闻人潋说:“可你面对了一次之后,后面的都不用怕了。你的江湖路才刚刚开始呢!”
那她也得有命活着才行啊,但是她总不能眼睁睁看着莫心柳送死啊,事情一大堆,她想理都理不清。
回到家门口时,福嫂迎了上来,说洛傅叶已经来了,在后院等候多时,她赶紧跑了过去。
走进院子时,他一个人在树下,一手抚摸大花的羽毛。大花看起来很享受这只大手的抚摸,闭着眼睛站在他面前,昏昏欲睡,又时不时用脑袋蹭他的手。即使有一天,他老了,或是不是原来的样子,燕玖也不会忘记这双手,真是她见过的最好看的一双手。
“小洛。”她走过去,站在他面前,风如水一样从身边流过,掀起衣袂飘飘,他如墨般的长发也乱了几缕。洛傅叶眼底有一丝连他自己也没察觉的柔情,道:
“这是你师公送你的鹍鸟?没想到长得这样快。”
燕玖看了大花一眼,一副嫌弃状:“整天就只知道吃,再不长就白吃了,你说都这么大了,怎么还不会飞?这只笨鸟。”
大花委屈的扑了两下翅膀。
“今天来找你主要还是龙寒草的事。”洛傅叶说。
燕玖拉着他就进屋:“屋里说。”又回头跟大花吼了一句:“不准跟过来。”
大花叫了两声表示抗议,不过好像知道自己在不能飞之前没有人权,只好悻悻地回头走了,背影很是落寞,洛傅叶不由得笑了出来,道:
“何必跟一只鸟过不去?你看它委屈的!”
燕玖说:“这鸟脾气可大,今天你在了它不好意思发飙才这么乖,平时不是打翻福嫂的东西就是把后院翻了天,你可得多来走动走动。”
进了屋子后,洛傅叶将那枚龙寒草原封不动的用布包裹着放在她面前,又拿了一个羊皮帛书递给她,说:
“龙寒草的记载不多,这是从书院借来的《毒经》,是一个在苗疆多年的汉人写的,上面记录了很多关于苗疆蛊毒,其中有一味蛊,需要龙寒草做引,然后利用蛊虫对龙寒草的作用施术,轻者,能使人耳目失明七窍流血。重者……”
燕玖说:“重者,能使人全部化成血水。”
事实就是这样,那么,黑羽卫之死的谜团已解开。
燕玖只是思考,她问洛傅叶:“你说,这个世上,要什么样的仇恨才能让他不记后果杀那么多人?用这种恶毒的方式?”
她说的是疾王呢,这几天,疾王的事闹得满城风雨,即便是不大闻世事的洛傅叶也或多或少听了些。他伸出双手落在她肩膀上的时候,犹豫了一下,试图让自己看起来很自然,说:
“仇恨没有这么大的本事,可是爱却能让人变得很大胆,不管你看见了什么,听说了什么,都不要对这个世界丧尸信心,我们又不了解疾王,哪里会懂他是苦是乐呢?”
“谢谢你,小洛。”谢谢你安慰我……
洛傅叶不经意一瞥,瞥到了她手上的伤痕,眉头微皱,将她的手拿过来,道:“你的手怎么了?”
燕玖说:“今天练剑的时候,师父随手缴了我的械,剑背拍到了手上,我就疼得扔了剑。奇怪,刚刚没这么红的,现在怎么肿得这么厉害!”

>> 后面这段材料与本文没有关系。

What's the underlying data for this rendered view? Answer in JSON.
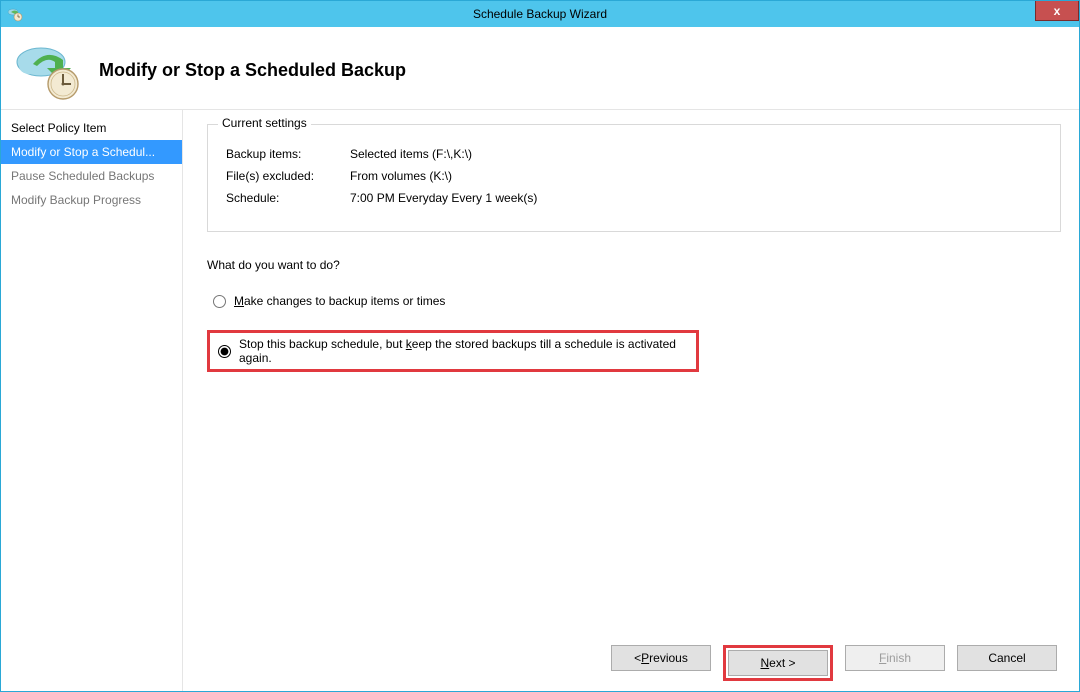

“过来,我帮你上药。”他将医药箱拿过来,然后把燕玖的手放在了他大腿上,沾了一点药泥,用棉签轻轻沾在她手背上,样子很仔细,怕弄疼了她,轻手轻脚的。因为太过于细心,并没有注意到燕玖在偷看他,只是能闻到她身上的脂粉味很甜,常听人说庸脂俗粉,可脂粉用在她身上并不讨厌。
他偷偷笑了一笑,给她的手缠上了绷带,说:“这只手尽量不要碰水。”
“我知道了。”燕玖说:“既然都来了,吃了晚饭再回去,爹应该快回来了。”
“也好。”不知道什么时候开始,蹭饭已经不再觉得尴尬,反而成了一件自然而然的事情。